Prior to that, controversy had raged in the early church. Some still celebrated on the Jewish Passover date of Nisan 14, while others wanted to align Easter with the new Roman sabbath of Sunday.

It was a subtle shift but (as with the move of the sabbath from Saturday to Sunday) the council effectively moved the date from the one observed by early Christians, to a sun-related date.

The church took it and ran with it, so much so that some churches celebrate Easter with a sunrise service – a slightly puzzling decision given God’s obvious warning against worshipping towards the rising sun in the east, as mentioned in Ezekiel (see Chapter 2).

Again, is this a fitting way to pay tribute to the One True Living God? Is doing the exact opposite of what he advises something that will please him?

Unlike Christmas though, we do of course accurately know that Jesus died and rose around Passover, so marking this occasion at the time it happened seems natural. However, the question remains: why did the Roman church choose to change the day and why did it choose to name the occasion after a pagan god?

Lost in translation
Another highly disturbing Easter oddity is the Catholic Easter hymn, The Exsultet, which contains the lyrics: “Flammas eius lúcifer matutínus invéniat: ille, inquam, lúcifer, qui nescit occásum. Christus Fílius tuus”. This translates to: “Flaming Lucifer finds mankind I say, O Lucifer who will never be defeated, Christ is your son.”

This video, recorded at St. Peter’s Basilica, contains the English translation and, according to the Catholic Church, the name Lucifer here refers to Jesus, the Morning Star.

That said, if that is the case, the lyric would read: ‘O Jesus who will never be defeated, Christ is your Son’.

Equally, this screenshot and caption from the official Vatican website for St. Peter’s Necropolis, shows that the Vatican also refers to a Lucifer that seems to have more mystical links, still pictured on the wall under St. Peter’s Basilica itself. The captions on this screen shot have not been added by me. They are used on the official virtual tour site, Room U. Check it out for yourself.

Alternatively, as I’ve found that the above link does not work on all browsers or devices, here is a link to a Catholic site called where they click through the tour. The Lucifer painting is at around 8 mins.


At the very least (like the unfortunate translation of ‘mass’ covered earlier in this chapter), such confusion over the use of Lucifer in a Latin hymn is a great illustration of why the Bible (in reference to speaking in tongues) warns against the use of unintelligible languages in church because the congregation will not know what is being spoken:

“Unless you speak intelligible words with your tongue, how will anyone know what you are saying?”
1 Corinthians 14: 9

Other holidays
To explain to Christians that celebrating Halloween or the Day of the Dead is a bad idea shouldn’t need much explanation. It’s pretty obvious that Christianity has absolutely nothing to do with a celebration of death, as the Bible clearly states:

“I am the God of Abraham, and the God of Isaac, and the God of Jacob?
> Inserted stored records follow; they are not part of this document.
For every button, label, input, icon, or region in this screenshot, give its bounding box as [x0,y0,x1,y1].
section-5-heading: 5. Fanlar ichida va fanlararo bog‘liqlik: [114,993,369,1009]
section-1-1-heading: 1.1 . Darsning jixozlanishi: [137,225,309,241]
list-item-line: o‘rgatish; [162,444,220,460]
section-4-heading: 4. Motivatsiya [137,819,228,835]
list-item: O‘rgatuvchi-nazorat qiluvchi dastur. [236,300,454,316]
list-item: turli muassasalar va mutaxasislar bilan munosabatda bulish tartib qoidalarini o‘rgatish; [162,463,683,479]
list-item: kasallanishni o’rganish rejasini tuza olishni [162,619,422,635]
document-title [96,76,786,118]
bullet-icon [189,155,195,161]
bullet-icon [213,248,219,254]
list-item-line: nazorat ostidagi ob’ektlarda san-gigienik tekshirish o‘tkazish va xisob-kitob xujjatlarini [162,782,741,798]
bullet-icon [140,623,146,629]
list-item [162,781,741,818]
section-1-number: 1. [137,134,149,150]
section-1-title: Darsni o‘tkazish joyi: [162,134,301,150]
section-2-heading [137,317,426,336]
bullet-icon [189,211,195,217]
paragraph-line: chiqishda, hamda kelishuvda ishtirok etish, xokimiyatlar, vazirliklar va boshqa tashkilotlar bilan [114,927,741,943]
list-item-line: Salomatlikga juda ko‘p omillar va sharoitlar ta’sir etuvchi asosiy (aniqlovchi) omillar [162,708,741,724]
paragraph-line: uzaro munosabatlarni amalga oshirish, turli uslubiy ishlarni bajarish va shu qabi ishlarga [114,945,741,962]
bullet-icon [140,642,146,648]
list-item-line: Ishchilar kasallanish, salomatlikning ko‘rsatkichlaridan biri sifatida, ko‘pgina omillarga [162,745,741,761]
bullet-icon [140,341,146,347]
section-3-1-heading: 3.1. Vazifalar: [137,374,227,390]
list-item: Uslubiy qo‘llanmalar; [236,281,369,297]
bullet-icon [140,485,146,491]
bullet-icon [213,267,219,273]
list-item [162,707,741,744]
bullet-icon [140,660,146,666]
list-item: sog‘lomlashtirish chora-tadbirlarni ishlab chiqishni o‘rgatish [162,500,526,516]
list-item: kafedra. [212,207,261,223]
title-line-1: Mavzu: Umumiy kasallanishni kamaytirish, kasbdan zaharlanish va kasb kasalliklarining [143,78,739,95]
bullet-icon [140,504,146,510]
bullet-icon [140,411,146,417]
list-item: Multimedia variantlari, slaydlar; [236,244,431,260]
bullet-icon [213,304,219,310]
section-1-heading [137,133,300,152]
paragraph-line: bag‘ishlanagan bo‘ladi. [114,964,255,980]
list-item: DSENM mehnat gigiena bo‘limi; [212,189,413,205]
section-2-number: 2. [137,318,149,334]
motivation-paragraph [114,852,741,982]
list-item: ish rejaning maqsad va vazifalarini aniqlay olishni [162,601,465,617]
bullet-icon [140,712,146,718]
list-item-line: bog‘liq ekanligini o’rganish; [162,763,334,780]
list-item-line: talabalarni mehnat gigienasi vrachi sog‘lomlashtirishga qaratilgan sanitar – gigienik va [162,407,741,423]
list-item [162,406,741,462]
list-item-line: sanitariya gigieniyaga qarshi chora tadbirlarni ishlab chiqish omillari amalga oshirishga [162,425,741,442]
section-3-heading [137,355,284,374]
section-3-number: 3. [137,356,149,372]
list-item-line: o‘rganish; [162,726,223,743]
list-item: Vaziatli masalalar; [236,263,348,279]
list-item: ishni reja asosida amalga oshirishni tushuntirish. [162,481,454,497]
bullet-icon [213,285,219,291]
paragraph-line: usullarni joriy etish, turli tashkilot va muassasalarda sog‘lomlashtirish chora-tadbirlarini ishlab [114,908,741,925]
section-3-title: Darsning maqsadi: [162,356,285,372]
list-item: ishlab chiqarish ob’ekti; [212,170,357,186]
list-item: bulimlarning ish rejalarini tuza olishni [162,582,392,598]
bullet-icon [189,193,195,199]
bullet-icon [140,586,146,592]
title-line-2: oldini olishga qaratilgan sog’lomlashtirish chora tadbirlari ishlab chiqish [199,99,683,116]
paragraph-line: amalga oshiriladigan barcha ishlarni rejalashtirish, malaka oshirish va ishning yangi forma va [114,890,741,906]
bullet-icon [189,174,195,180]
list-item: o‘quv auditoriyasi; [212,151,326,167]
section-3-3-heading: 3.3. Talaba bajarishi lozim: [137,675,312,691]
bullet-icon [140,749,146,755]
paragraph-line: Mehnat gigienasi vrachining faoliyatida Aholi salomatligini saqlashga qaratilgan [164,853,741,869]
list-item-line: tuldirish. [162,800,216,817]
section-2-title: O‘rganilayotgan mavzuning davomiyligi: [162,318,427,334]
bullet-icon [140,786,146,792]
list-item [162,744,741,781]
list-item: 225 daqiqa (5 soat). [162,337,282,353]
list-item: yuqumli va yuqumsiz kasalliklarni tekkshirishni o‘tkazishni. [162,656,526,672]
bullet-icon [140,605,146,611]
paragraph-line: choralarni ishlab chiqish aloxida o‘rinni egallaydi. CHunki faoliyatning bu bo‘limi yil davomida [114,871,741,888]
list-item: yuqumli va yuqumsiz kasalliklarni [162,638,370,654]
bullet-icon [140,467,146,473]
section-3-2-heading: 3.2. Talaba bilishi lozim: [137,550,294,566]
God is not the God of the dead, but of the living.”
Matthew 22:32


Encouraging children and adults to dress up as ghouls, demons and devils  in order to show how ‘God conquered them’ seems like another bad call by the church.

Other holidays, such as Valentine’s Day, are also considered by some historians to have links and dates that correspond to pagan festivals. Most are also accompanied by (generally unvalidated) legends from church folklore.

I’d encourage you to make up your own minds and research each instance so you can make an informed decision.